Slochower, J. (1992). A Hateful Borderline Patient and the Holding Environment. Contemp. Psychoanal., 28:72-88.

Wednesday, September 20, 2017

When transference stinks

What we learn first stays with us the longest. 

In beginning a new cycle of first year courses this semester, TBIPS, in its Intro to Psa Concepts I, starts with a contemporary point of view. Asking candidates and students to think about what are some possible components of a psychoanalytic process, someone includes ‘transference.’ We have read for today’s class a paper by Lew Aron and one by Irwin Hoffman.


A psychoanalytic candidate expresses scepticism about the relational concept of mutual influence in the transference: ‘Doesn’t the patient bring things in her head that have been there before she ever met you?’ Of course the patient brings things that had nothing to do with the therapist, but what emerges with the therapist is constitutive of being with the therapist. The candidate gives an example: ‘I open the door to a first time patient and she says, “your building smells.” How could that not have come from her alone?’ I am curious. The candidate says this particular patient had had a traumatic past and had been physically disfigured-- her face, her gait-- in a fire. I inquire: what was his experience at the moment he opened the door to this patient whose face had been thus scarred. The candidate said that the film The Exorcist had come to his mind, her face horrifying, terrible.


Since microexpressions can be non-consciously communicated, right brain to right brain, and since horror can look like disgust, and disgust akin to bad smells, was it possible that this new patient recognized her new therapist’s look of disgust and her right brain registered it as ‘something stinks around here’? Maybe. The patient did not return after the initial consultation. What might have happened had the therapist spoken aloud to the trauma this patient endured as evident from her facial scars and, more important, had inquired about what it was like to see the initial shock of them on his face?

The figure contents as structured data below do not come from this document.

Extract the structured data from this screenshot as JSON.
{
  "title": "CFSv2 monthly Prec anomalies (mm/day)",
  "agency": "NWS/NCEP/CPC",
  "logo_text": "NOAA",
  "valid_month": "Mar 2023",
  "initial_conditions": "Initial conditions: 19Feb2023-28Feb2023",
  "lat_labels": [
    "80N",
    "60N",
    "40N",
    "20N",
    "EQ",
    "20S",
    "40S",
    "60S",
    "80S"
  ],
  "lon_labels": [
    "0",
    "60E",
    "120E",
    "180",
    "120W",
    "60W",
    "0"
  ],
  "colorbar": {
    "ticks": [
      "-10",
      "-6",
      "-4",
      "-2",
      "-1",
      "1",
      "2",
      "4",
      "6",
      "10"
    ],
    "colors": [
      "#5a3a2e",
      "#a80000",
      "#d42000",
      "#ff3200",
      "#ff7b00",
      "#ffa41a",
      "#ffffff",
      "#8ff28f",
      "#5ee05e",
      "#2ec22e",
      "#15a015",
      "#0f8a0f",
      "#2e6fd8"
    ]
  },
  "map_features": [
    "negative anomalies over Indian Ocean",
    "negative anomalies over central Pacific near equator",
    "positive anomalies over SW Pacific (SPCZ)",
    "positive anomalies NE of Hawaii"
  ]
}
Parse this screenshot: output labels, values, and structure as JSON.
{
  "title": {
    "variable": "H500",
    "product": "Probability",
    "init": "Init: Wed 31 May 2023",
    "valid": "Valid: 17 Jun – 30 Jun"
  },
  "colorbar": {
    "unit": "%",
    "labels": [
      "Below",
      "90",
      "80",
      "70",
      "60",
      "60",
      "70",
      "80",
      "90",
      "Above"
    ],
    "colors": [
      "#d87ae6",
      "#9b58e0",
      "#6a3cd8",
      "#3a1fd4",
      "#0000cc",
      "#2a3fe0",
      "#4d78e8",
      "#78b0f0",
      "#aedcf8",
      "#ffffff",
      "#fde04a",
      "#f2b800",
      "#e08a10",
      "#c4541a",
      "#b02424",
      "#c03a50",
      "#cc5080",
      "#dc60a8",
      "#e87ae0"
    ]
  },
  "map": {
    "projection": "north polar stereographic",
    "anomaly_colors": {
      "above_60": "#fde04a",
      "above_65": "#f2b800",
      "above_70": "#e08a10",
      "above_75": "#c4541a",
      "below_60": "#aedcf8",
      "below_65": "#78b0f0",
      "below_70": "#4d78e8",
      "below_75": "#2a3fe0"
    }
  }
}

The class is inordinately grateful for this candidate’s example which helped us illustrate a more contemporary view-- that of mutual influence-- of transference. His example speaks to the readings:


From Aron:
The analytic situation is constituted by the mutual regulation of communication between patient and analyst in which both patient and analyst affect and are affected by each other. The relationship is mutual but asymmetrical.”
“the patient’s experience of the analyst’s subjectivity needs to be made conscious”
It is often useful to ask patients directly what they have noticed about the analyst, what they think the analyst is feeling or doing, what they think is going on in the analyst, or with what conflict they feel the analyst is struggling.”       
The exploration of the patient's experience of the analyst’s subjectivity represents only one aspect of the analysis of transference.”  


From Hoffman:
“For Langs what is wrong with the classical position is that it overestimates the prevalence of relatively pure, uncontaminated transference.”
“the implications of the patient's ability to interpret the analyst's manifest behavior as betraying latent countertransference.”


Aron, L. (1991). The Patient's Experience of the Analyst's Subjectivity. Psychoanal. Dial., 1(1):29-51.


Hoffman, I.Z. (1983). The Patient as Interpreter of the Analyst's Experience. Contemp. Psychoanal., 19:389-422.